La naturaleza de la oración

03 Febrero   331   Opinión   SERGIO RODRIGUEZ VARELA
Columnista Diario El Centro SERGIO RODRIGUEZ VARELA
SERGIO RODRIGUEZ VARELA

Consejo de Pastores.

Uno de los principales y más común de los errores en el mundo cristiano, es no conocer en profundidad de lo que es la “Oración”. Algunos piensan, que esta solo es para pedirle a Dios por alguna necesidad y desde esta perspectiva la emplean solo como una medida de “urgencia” ante alguna situación adversa. No obstante la Oración, como la titula el gran evangelista Yiye Avila, es una “ciencia”, a ello quiero agregarle, que esta es una “Disciplina” la que debiera ser observada con “Devoción y Pasión” por todos aquellos que se dicen cristianos. Es a través de la oración que conversamos y observamos una intimidad con Dios.
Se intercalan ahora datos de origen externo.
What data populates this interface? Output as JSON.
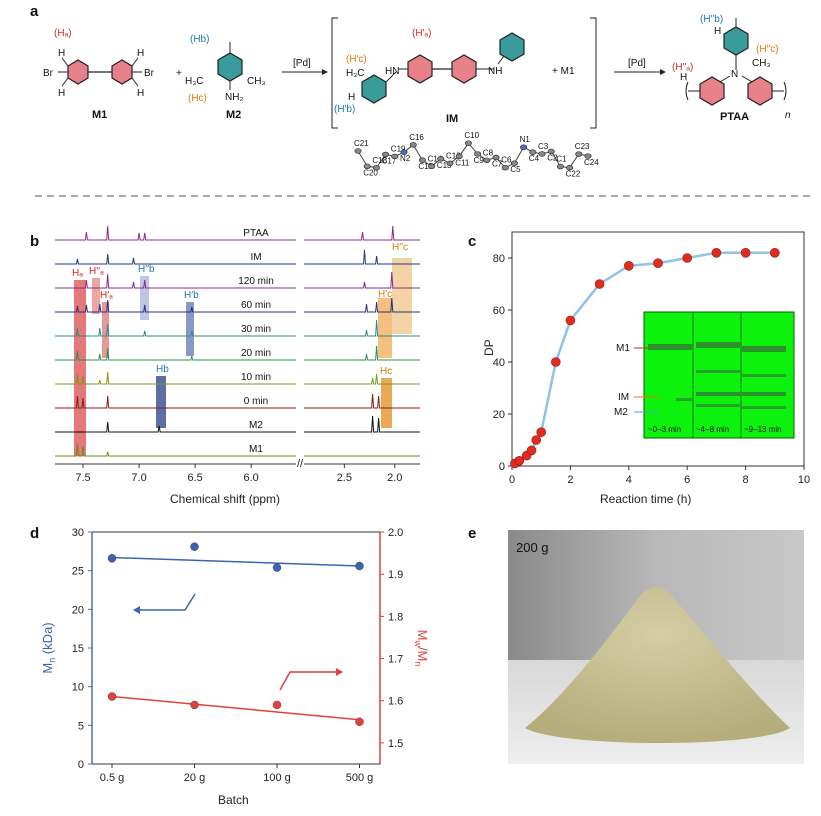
{
  "panels": {
    "a": {
      "letter": "a",
      "m1": {
        "name": "M1",
        "br_left": "Br",
        "br_right": "Br",
        "h": "H",
        "ha_label": "(Hₐ)"
      },
      "m2": {
        "name": "M2",
        "hb_label": "(Hb)",
        "hc_label": "(Hc)",
        "ch3": "CH₃",
        "h3c": "H₃C",
        "nh2": "NH₂"
      },
      "plus": "+",
      "pd1": "[Pd]",
      "pd2": "[Pd]",
      "im": {
        "name": "IM",
        "ha_label": "(H′ₐ)",
        "hc_label": "(H′c)",
        "hb_label": "(H′b)",
        "h3c": "H₃C",
        "hn": "HN",
        "nh": "NH",
        "h": "H"
      },
      "plus_m1": "+ M1",
      "ptaa": {
        "name": "PTAA",
        "hb_label": "(H′′b)",
        "hc_label": "(H′′c)",
        "ha_label": "(H′′ₐ)",
        "ch3": "CH₃",
        "n": "N",
        "h": "H",
        "sub_n": "n"
      },
      "crystal_labels": [
        "C21",
        "C20",
        "C18",
        "C17",
        "C19",
        "N2",
        "C16",
        "C15",
        "C14",
        "C13",
        "C12",
        "C11",
        "C10",
        "C9",
        "C8",
        "C7",
        "C6",
        "C5",
        "N1",
        "C4",
        "C3",
        "C2",
        "C1",
        "C22",
        "C23",
        "C24"
      ]
    },
    "b": {
      "letter": "b",
      "spectra": [
        "PTAA",
        "IM",
        "120 min",
        "60 min",
        "30 min",
        "20 min",
        "10 min",
        "0 min",
        "M2",
        "M1"
      ],
      "colors": [
        "#8b2a8b",
        "#1f3a7a",
        "#8b2a8b",
        "#2c2c7a",
        "#2a8a8a",
        "#2f8f4f",
        "#7a9a1a",
        "#8b1a1a",
        "#111111",
        "#6a8a1a"
      ],
      "peak_labels": {
        "ha": "Hₐ",
        "ha2": "H′′ₐ",
        "ha1": "H′ₐ",
        "hb2": "H′′b",
        "hb1": "H′b",
        "hb": "Hb",
        "hc": "Hc",
        "hc1": "H′c",
        "hc2": "H′′c"
      },
      "x_ticks_left": [
        "7.5",
        "7.0",
        "6.5",
        "6.0"
      ],
      "x_ticks_right": [
        "2.5",
        "2.0"
      ],
      "xlabel": "Chemical shift (ppm)"
    },
    "c": {
      "letter": "c",
      "ylabel": "DP",
      "xlabel": "Reaction time (h)",
      "inset": {
        "m1": "M1",
        "im": "IM",
        "m2": "M2",
        "lanes": [
          "~0–3 min",
          "~4–8 min",
          "~9–13 min"
        ]
      }
    },
    "d": {
      "letter": "d",
      "ylabel_left": "Mn (kDa)",
      "ylabel_left_main": "M",
      "ylabel_left_sub": "n",
      "ylabel_left_unit": " (kDa)",
      "ylabel_right_m1": "M",
      "ylabel_right_w": "w",
      "ylabel_right_slash": "/M",
      "ylabel_right_n": "n",
      "xlabel": "Batch"
    },
    "e": {
      "letter": "e",
      "label": "200 g"
    }
  },
  "chart_data": [
    {
      "panel": "c",
      "type": "scatter",
      "title": "",
      "xlabel": "Reaction time (h)",
      "ylabel": "DP",
      "xlim": [
        0,
        10
      ],
      "ylim": [
        0,
        90
      ],
      "xticks": [
        0,
        2,
        4,
        6,
        8,
        10
      ],
      "yticks": [
        0,
        20,
        40,
        60,
        80
      ],
      "series": [
        {
          "name": "DP",
          "x": [
            0.1,
            0.25,
            0.5,
            0.67,
            0.83,
            1.0,
            1.5,
            2.0,
            3.0,
            4.0,
            5.0,
            6.0,
            7.0,
            8.0,
            9.0
          ],
          "y": [
            1,
            2,
            4,
            6,
            10,
            13,
            40,
            56,
            70,
            77,
            78,
            80,
            82,
            82,
            82
          ]
        }
      ]
    },
    {
      "panel": "d",
      "type": "scatter",
      "xlabel": "Batch",
      "categories": [
        "0.5 g",
        "20 g",
        "100 g",
        "500 g"
      ],
      "ylabel_left": "Mn (kDa)",
      "ylim_left": [
        0,
        30
      ],
      "yticks_left": [
        0,
        5,
        10,
        15,
        20,
        25,
        30
      ],
      "ylabel_right": "Mw/Mn",
      "ylim_right": [
        1.45,
        2.0
      ],
      "yticks_right": [
        1.5,
        1.6,
        1.7,
        1.8,
        1.9,
        2.0
      ],
      "series": [
        {
          "name": "Mn",
          "axis": "left",
          "color": "#3a64b0",
          "values": [
            26.6,
            28.1,
            25.4,
            25.6
          ],
          "fit": [
            26.7,
            25.6
          ]
        },
        {
          "name": "Mw/Mn",
          "axis": "right",
          "color": "#e0413a",
          "values": [
            1.61,
            1.59,
            1.59,
            1.55
          ],
          "fit": [
            1.61,
            1.555
          ]
        }
      ]
    }
  ]
}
Consecuente con lo anterior, la oración no solo involucra a los cristianos, sino al género humano, por lo que debiéramos todos estar conscientes de este maravilloso privilegio de conversar con Dios a través de la oración. Como tales debiéramos recordar que él, es el Creador, el Todopoderoso, el Gran Elohim y el hombre es su creación. Ante lo anterior, David se pregunta “¿Qué es el hombre, para que tengas de él memoria….? (Salmos 8:4-5). Tal pregunta en esta sociedad moderna, hundida en una terrible obscuridad espiritual, alejada de los valores morales y entretenida en las cosas banales de la vida, pregunta como la enunciada, está muy lejos de la gran mayoría. Si por un momento, el hombre pos-modernista se la hiciera, considerando la inmensidad de la creación, estoy seguro, que encontraría la respuesta que somos menos que un grano de arena en el desierto y que a pesar de ello, Dios se digna a inclinarse a escuchar nuestra oración (Salmo 40:1), si eso hiciera, entonces si valoraría la Oración, ya que es a través de esta que nos relacionamos y conversamos con Dios.
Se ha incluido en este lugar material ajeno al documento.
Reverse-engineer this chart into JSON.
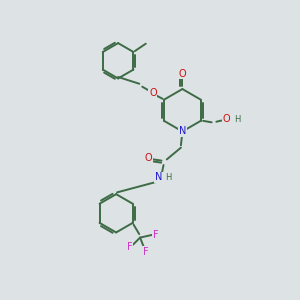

Cuando Jesús, nuestro Señor y Salvador les enseñó a sus discípulos a orar, les dio una pauta que es preciso considerar, él dice “Padre nuestro” (Mateo 6:9). Tal enseñanza nos muestra que la oración, no solo es una forma para conversar con Dios, sino que también nos enseña que a través de la Oración tenemos una relación familiar con Él, de Padre a hijo, vice y versa. Otra consideración importante que debemos observar, es que es Dios, quien nos llama a mirarlo como Padre, y en ese sentido nos está diciendo, vengan con confianza, es como dice Hebreos 4:16 “Acerquémonos, pues, confiadamente al trono de la gracia, para alcanzar misericordia y hallar gracia para el oportuno socorro”.
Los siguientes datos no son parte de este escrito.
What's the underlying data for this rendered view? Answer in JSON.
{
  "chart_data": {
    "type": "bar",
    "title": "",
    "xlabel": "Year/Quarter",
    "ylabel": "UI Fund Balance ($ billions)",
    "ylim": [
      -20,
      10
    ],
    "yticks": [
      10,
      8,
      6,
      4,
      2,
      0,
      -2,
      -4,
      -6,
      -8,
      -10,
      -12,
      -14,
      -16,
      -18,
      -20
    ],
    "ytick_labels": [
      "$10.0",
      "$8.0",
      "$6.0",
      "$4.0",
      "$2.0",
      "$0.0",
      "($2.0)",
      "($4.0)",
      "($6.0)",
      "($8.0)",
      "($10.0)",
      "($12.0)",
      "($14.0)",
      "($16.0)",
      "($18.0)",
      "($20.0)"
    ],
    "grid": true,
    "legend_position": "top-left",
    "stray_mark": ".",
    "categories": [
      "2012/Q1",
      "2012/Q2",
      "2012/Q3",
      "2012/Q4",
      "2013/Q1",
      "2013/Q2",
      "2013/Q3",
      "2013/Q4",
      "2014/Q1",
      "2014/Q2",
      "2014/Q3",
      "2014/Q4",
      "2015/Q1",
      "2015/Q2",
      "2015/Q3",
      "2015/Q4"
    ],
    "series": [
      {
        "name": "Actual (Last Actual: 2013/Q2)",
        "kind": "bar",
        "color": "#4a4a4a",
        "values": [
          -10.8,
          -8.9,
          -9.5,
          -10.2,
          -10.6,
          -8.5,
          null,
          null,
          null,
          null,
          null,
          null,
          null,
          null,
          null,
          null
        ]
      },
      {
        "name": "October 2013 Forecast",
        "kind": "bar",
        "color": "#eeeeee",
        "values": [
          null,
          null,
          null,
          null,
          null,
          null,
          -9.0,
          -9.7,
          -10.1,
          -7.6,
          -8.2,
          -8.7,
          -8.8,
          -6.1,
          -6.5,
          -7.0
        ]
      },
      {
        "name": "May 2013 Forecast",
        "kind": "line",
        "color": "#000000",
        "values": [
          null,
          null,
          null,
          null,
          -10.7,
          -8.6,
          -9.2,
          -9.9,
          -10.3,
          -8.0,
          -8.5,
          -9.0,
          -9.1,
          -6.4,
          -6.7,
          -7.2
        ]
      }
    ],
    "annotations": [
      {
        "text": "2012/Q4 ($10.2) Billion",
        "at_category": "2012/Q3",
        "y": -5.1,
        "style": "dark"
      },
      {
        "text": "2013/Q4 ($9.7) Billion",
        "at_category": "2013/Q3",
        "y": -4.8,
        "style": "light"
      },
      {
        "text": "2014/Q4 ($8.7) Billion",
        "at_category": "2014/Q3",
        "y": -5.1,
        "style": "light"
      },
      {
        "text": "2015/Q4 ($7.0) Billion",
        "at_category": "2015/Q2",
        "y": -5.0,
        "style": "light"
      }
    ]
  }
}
Mi estimado, es a través de Jesucristo y su obra en la Cruz, que tenemos esta posibilidad de venir confiadamente a sus pies a conversar con Él. No dependemos de otro mediador, Cristo es nuestro único mediador y él dijo “Y todo lo que pidiereis al Padre en mi nombre, lo haré, para que el Padre sea glorificado en el Hijo. Si algo pidiereis en mi nombre, yo lo haré” (Juan 14: 13-14). Quien quiera que sea Ud., le insto a practicar la oración diaria y constantemente, si lo hace, disfrutara de la mejor amistad, la amistad de Dios. Alguien dijo: “Dime cuanto oras y te diré el estado de tu alma”. Otro dijo: “Si oras sólo cuando estás en problemas, entonces si estas en problemas”. Que mi Señor Jesucristo le bendiga Amen.